Manisa’da 1 yıllık pandemi sürecinin genel olarak Türkiye ortalamasında geçirdiğini ancak dönem dönem vaka sayılarında büyük artışların yaşandığını belirten Manisa Tabip Odası Başkanı Dr. Şahut Duran, “Mart ayından Haziran ayına kadar Manisa’da vakalar ortalama sayıdaydı. 1 Haziran itibariyle başlayan normalleşme sürecinden sonra pozitif vakalar pik yaptı, Temmuz ayından sonra iyice yükseldi. Özellikle Ağustos ayıyla beraber bayram tatilinin ardından, organize sanayi bölgesinde çalışan işçiler arasında pozitif vakalar çok ciddi şekilde yayılım gösterdi. Açıklanan önlemler fabrikaların çoğunda yetersiz kaldı. Bu sürede vaka sayıları günlük 5 bin civarına kadar yükseldi Manisa’da kişi başına düşen yatak sayısı ortalamanın üzerinde olmasına rağmen hastaneler yetersiz kaldı. Hastanelerin kullanılmayan alanları yoğun bakıma çevrilmeye çalışıldı. Solunum cihazlarında eksiklik yaşandı. O dönem ölüm sayılarında da çok ciddi bir artış yaşandı. Ambulanslar hiç durmadan hasta getirdi ve yoğun bakıma yetişemeden ölenler oldu” diye konuştu.

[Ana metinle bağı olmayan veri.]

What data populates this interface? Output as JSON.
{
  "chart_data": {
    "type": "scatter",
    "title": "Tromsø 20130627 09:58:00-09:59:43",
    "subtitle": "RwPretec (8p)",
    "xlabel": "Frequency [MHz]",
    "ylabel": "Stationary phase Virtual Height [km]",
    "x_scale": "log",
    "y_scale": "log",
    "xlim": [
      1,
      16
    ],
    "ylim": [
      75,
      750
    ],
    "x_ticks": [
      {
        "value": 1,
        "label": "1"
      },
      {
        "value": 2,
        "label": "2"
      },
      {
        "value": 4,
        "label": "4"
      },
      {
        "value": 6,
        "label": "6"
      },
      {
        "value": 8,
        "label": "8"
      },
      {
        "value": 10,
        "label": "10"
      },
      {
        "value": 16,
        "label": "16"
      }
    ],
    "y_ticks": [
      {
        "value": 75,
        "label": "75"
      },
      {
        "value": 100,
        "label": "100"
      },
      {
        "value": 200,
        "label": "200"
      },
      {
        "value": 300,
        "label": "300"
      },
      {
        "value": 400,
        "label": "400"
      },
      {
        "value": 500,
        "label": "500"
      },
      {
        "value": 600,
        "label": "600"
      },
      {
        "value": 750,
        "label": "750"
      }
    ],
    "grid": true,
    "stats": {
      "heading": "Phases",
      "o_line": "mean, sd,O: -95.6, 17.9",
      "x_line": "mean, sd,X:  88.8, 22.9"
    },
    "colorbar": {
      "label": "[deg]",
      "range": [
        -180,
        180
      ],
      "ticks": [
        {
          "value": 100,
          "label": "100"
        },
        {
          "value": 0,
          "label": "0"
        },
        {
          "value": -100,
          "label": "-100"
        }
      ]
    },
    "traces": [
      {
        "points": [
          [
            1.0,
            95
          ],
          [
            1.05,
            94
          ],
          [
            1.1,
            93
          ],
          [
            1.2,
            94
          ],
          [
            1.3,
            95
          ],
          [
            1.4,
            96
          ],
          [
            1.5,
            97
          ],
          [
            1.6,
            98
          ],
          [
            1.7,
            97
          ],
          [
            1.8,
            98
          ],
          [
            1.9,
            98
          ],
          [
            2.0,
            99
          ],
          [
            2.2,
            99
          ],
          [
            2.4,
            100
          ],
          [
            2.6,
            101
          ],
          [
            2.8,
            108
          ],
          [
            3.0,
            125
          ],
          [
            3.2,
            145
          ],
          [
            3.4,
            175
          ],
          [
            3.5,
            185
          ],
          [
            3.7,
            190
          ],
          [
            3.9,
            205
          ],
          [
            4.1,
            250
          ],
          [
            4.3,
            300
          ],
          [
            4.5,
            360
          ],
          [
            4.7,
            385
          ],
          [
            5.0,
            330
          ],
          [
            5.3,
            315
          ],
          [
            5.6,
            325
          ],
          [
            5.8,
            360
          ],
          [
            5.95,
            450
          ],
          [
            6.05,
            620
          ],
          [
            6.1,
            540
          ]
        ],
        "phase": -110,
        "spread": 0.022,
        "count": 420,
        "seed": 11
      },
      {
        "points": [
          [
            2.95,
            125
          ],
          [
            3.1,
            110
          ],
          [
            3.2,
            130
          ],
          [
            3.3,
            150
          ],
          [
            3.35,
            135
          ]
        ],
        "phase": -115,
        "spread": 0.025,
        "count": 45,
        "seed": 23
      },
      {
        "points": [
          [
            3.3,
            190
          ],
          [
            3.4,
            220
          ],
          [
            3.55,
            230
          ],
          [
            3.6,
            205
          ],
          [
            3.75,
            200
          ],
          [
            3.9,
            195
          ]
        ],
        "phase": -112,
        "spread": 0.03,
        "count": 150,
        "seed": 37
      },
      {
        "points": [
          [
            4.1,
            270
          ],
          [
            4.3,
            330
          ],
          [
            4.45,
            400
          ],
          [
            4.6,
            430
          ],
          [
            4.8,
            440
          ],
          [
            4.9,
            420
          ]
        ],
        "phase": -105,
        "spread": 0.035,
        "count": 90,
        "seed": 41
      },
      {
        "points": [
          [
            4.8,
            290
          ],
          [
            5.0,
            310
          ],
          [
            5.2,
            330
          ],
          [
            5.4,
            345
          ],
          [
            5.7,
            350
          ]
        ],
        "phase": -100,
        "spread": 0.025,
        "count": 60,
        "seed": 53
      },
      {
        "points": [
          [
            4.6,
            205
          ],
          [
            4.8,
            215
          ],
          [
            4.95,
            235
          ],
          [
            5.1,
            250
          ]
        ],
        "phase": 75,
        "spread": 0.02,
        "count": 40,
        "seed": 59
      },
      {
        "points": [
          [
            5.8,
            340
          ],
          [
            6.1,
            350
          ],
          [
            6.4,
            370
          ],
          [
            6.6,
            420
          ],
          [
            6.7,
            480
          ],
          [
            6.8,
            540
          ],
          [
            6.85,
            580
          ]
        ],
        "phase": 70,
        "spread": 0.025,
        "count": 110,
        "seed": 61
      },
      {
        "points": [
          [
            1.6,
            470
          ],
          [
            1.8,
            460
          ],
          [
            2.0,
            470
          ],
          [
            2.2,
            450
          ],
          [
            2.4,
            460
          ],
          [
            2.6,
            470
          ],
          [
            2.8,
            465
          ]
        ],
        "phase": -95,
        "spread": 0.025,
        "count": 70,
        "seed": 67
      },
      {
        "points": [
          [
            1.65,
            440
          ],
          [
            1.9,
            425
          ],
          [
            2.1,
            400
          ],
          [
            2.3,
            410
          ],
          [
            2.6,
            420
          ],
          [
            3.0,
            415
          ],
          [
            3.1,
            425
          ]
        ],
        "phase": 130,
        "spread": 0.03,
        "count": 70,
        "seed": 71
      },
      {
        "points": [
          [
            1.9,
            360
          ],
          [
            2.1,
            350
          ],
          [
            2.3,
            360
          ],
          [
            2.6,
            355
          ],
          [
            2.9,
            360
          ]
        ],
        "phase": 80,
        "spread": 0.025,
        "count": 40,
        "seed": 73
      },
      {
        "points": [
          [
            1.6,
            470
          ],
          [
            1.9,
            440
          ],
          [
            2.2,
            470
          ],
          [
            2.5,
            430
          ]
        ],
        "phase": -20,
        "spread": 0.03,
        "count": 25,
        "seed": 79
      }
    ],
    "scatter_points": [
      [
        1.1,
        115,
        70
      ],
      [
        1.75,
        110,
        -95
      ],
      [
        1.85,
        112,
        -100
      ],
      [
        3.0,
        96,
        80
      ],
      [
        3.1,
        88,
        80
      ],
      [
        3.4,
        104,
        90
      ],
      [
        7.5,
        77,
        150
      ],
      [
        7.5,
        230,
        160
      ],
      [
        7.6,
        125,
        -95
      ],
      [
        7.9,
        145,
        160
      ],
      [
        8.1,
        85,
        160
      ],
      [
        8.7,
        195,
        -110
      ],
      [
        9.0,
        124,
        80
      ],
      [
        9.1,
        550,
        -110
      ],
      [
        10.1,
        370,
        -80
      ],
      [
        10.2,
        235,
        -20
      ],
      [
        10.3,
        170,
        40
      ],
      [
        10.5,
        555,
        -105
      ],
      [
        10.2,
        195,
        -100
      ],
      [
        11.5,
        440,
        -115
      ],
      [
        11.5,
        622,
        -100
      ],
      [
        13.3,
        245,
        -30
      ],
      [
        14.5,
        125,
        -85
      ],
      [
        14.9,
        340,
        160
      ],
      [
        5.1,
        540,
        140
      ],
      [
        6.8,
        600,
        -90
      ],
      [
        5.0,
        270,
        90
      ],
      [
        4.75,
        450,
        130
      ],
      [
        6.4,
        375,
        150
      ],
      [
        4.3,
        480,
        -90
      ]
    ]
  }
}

SES Aydın Şubesi Kadın Sekreteri Hale Dalkıran ise, “Aydın’da Mart ayından Haziran ayına kadar aslında çok ciddi bir vaka sayısı yoktu. 1 Haziran’da başlayan yeni normalleşme süreciyle beraber Aydın’da vaka sayıları artmaya başladı. Özellikle turizm sezonunun başlamasıyla sahil kesimindeki ilçelerde Kuşadası ve Didim’den çok yoğun pozitif vakalar Aydın merkeze gelmeye başladı. Eylül ayında da salgın tam anlamıyla pik yaptı. Bu süreçte çok fazla arkadaşımız hastalandı. Evlerindeki ailelerine virüs bulaştıranlar oldu. Hastanede, yoğun bakımda aileleriyle beraber yatan arkadaşlarımız oldu. 1 yıl boyunca hepimiz, bütün sağlık çalışanları çok yıprandık. Tüm Türkiye’de olduğu gibi pandemiyi hastane içinde bile yönetemediler. 24 saatlik nöbet süresinde 3 farklı serviste çalışan arkadaşlarımız bile oldu. Hem hastaları hem de sağlık çalışanlarını riske attılar. İl Sağlık Müdürlüğünde ‘Bize hastalardan mı kaptığınızı sanıyorsunuz, siz iç içe beraber oturuyorsunuz öyle kapıyorsunuz’ dendi. Bu bizi çok üzdü. Faturayı yine sağlık çalışanlarına kestiler. Pandemi boyunca Aydın’da 5 arkadaşımız hayatını kaybetti. Aydın Tabip Odası Başkanı Esat Ülkü ve bir eczacı arkadaşımız dışındaki diğer 3 arkadaşımız gençti ve kronik hastalıkları yoktu” dedi.

SALGINDA BAŞA DÖNDÜK

Geçtiğimiz yıl Mart ayından sonra alınan bir takım tedbirlerle Haziran’a kadar azda olsa sonuç alındığını söyleyen Muğla Tabip Odası Başkanı Dr. Cafer Şahin de, “1 Haziran’dan itibaren turizm sektörü hareketlensin diye kısıtlamalar azaltıldığında müthiş bir şekilde sayılar artmaya başladı. Özellikle turizm bölgelerinde artmaya başladı. Muğla’da vaka sayıları neredeyse 10 katına kadar çıktı. Daha sonra alınan yeni kısıtlamalarla vaka sayıları azaldı. 1 ay önce yine bir sönümlenme dönemine girdik. Muğla’da 9-10 olan yoğun bakım ünitemiz 1’e kadar düştü. Ama şimdi tepeden başlatılan ve hiçbir bilimsel dayanağı olmayan yeni normalleşme süreciyle vakalar tekrar artmaya başladı. Yoğun bakım ünitesi sayımız tekrar 3’e çıktı. Bu normalleşme devam ederse korkarım 2 hafta sonrasında vaka sayılarında yeniden pik yaşanacak. Muğla şu anda turuncu ama her an kırmızı olabilir. Olay maske, mesafe ve temizliğe indirgendi. Bu tamda ilkel bir düzenin yönetimidir. Salgında resmen en başa geçtiğimiz yıla geri döndük. Tek başına insanlara sorumluluk atılarak çözülecek bir durum değil. İlerleyen günlerde bizi daha problemli günler bekliyor” diye konuştu.